Blame the Unicode consortium for not coming up UTF-8 first (or, really, at all). And for assuming that 65526 code points would be enough for everyone.

So many problems could be solved with a time machine.

4 comments

wvenable

kstrauser 4 hours ago

The first draft of Unicode was in 1988. Thompson and Pike came up with UTF-8 in 1992, made an RFC in 1998. UTF-16 came along in 1996, made an RFC in 2000.
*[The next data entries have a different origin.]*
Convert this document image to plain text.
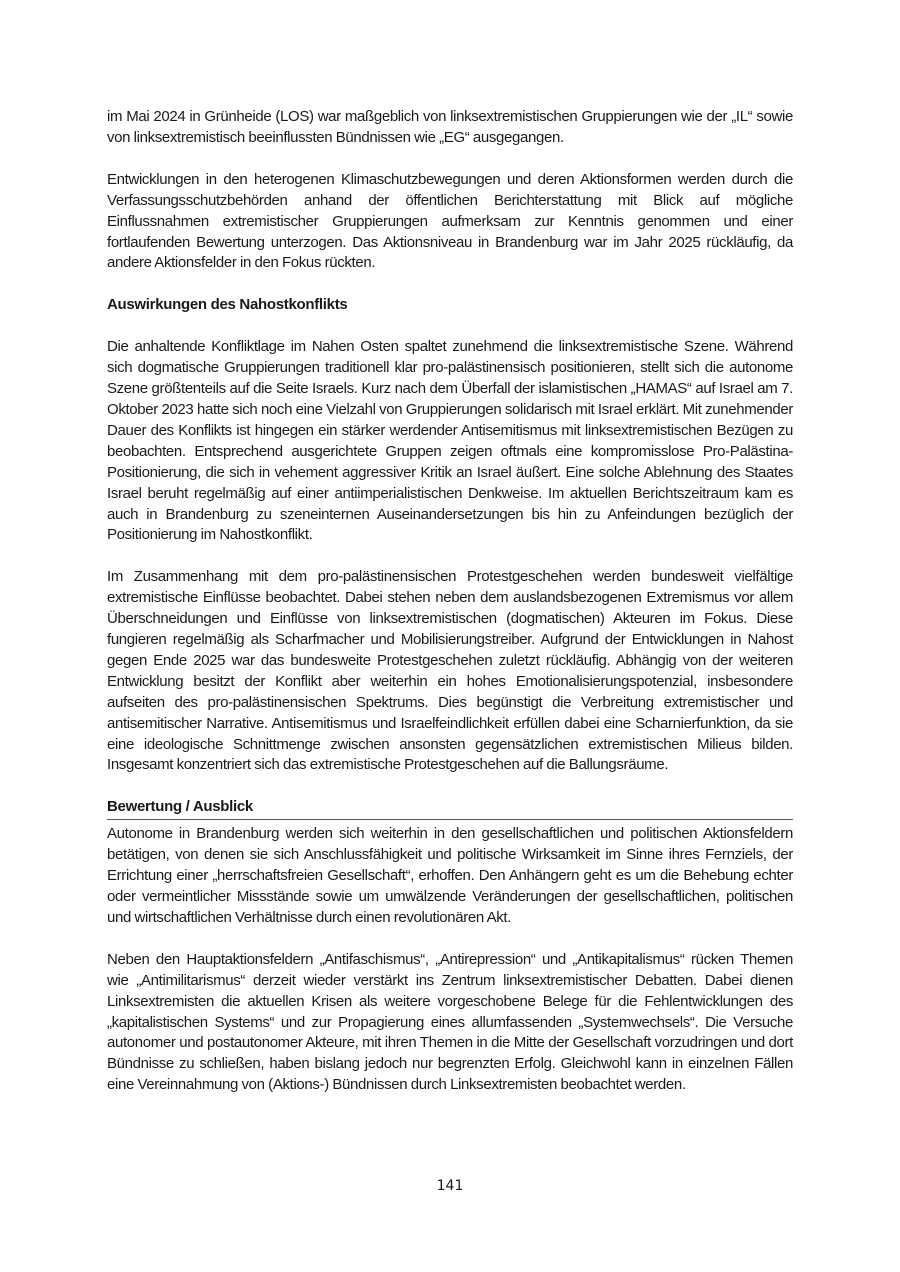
im Mai 2024 in Grünheide (LOS) war maßgeblich von linksextremistischen Gruppierungen wie der „IL“ sowie von linksextremistisch beeinflussten Bündnissen wie „EG“ ausgegangen.

Entwicklungen in den heterogenen Klimaschutzbewegungen und deren Aktionsformen werden durch die Verfassungsschutzbehörden anhand der öffentlichen Berichterstattung mit Blick auf mögliche Einflussnahmen extremistischer Gruppierungen aufmerksam zur Kenntnis genommen und einer fortlaufenden Bewertung unterzogen. Das Aktionsniveau in Brandenburg war im Jahr 2025 rückläufig, da andere Aktionsfelder in den Fokus rückten.

Auswirkungen des Nahostkonflikts

Die anhaltende Konfliktlage im Nahen Osten spaltet zunehmend die linksextremistische Szene. Während sich dogmatische Gruppierungen traditionell klar pro-palästinensisch positionieren, stellt sich die autonome Szene größtenteils auf die Seite Israels. Kurz nach dem Überfall der islamistischen „HAMAS“ auf Israel am 7. Oktober 2023 hatte sich noch eine Vielzahl von Gruppierungen solidarisch mit Israel erklärt. Mit zunehmender Dauer des Konflikts ist hingegen ein stärker werdender Antisemitismus mit linksextremistischen Bezügen zu beobachten. Entsprechend ausgerichtete Gruppen zeigen oftmals eine kompromisslose Pro-Palästina-Positionierung, die sich in vehement aggressiver Kritik an Israel äußert. Eine solche Ablehnung des Staates Israel beruht regelmäßig auf einer antiimperialistischen Denkweise. Im aktuellen Berichtszeitraum kam es auch in Brandenburg zu szeneinternen Auseinandersetzungen bis hin zu Anfeindungen bezüglich der Positionierung im Nahostkonflikt.

Im Zusammenhang mit dem pro-palästinensischen Protestgeschehen werden bundesweit vielfältige extremistische Einflüsse beobachtet. Dabei stehen neben dem auslandsbezogenen Extremismus vor allem Überschneidungen und Einflüsse von linksextremistischen (dogmatischen) Akteuren im Fokus. Diese fungieren regelmäßig als Scharfmacher und Mobilisierungstreiber. Aufgrund der Entwicklungen in Nahost gegen Ende 2025 war das bundesweite Protestgeschehen zuletzt rückläufig. Abhängig von der weiteren Entwicklung besitzt der Konflikt aber weiterhin ein hohes Emotionalisierungspotenzial, insbesondere aufseiten des pro-palästinensischen Spektrums. Dies begünstigt die Verbreitung extremistischer und antisemitischer Narrative. Antisemitismus und Israelfeindlichkeit erfüllen dabei eine Scharnierfunktion, da sie eine ideologische Schnittmenge zwischen ansonsten gegensätzlichen extremistischen Milieus bilden. Insgesamt konzentriert sich das extremistische Protestgeschehen auf die Ballungsräume.

Bewertung / Ausblick

Autonome in Brandenburg werden sich weiterhin in den gesellschaftlichen und politischen Aktionsfeldern betätigen, von denen sie sich Anschlussfähigkeit und politische Wirksamkeit im Sinne ihres Fernziels, der Errichtung einer „herrschaftsfreien Gesellschaft“, erhoffen. Den Anhängern geht es um die Behebung echter oder vermeintlicher Missstände sowie um umwälzende Veränderungen der gesellschaftlichen, politischen und wirtschaftlichen Verhältnisse durch einen revolutionären Akt.

Neben den Hauptaktionsfeldern „Antifaschismus“, „Antirepression“ und „Antikapitalismus“ rücken Themen wie „Antimilitarismus“ derzeit wieder verstärkt ins Zentrum linksextremistischer Debatten. Dabei dienen Linksextremisten die aktuellen Krisen als weitere vorgeschobene Belege für die Fehlentwicklungen des „kapitalistischen Systems“ und zur Propagierung eines allumfassenden „Systemwechsels“. Die Versuche autonomer und postautonomer Akteure, mit ihren Themen in die Mitte der Gesellschaft vorzudringen und dort Bündnisse zu schließen, haben bislang jedoch nur begrenzten Erfolg. Gleichwohl kann in einzelnen Fällen eine Vereinnahmung von (Aktions-) Bündnissen durch Linksextremisten beobachtet werden.

141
The time machine would've involved Microsoft saying "it's clear now that USC-2 was a bad idea, so let's start migrating to something genuinely better".

wvenable 22 minutes ago

I don't think it was clear at the time that UTF-8 would take off. UCS-2 and then UTF-16 was well established by 2000 in both Microsoft technologies and elsewhere (like Java). Linux, despite the existence of UTF-8, would still take years to get acceptable internationalization support. Developing good and secure internationalization is a hard problem -- it took a long time for everyone.
It's now 2026, everything always looks different in hindsight.
gpvos 2 hours ago
MS could easily have added proper UTF-8 support in the early 2000s instead of the late 2010s.
- kstrauser 1 hour ago
  
  Yep. It would've been a better landing pad than UTF-16 since they had to migrate off UCS-2 anyway.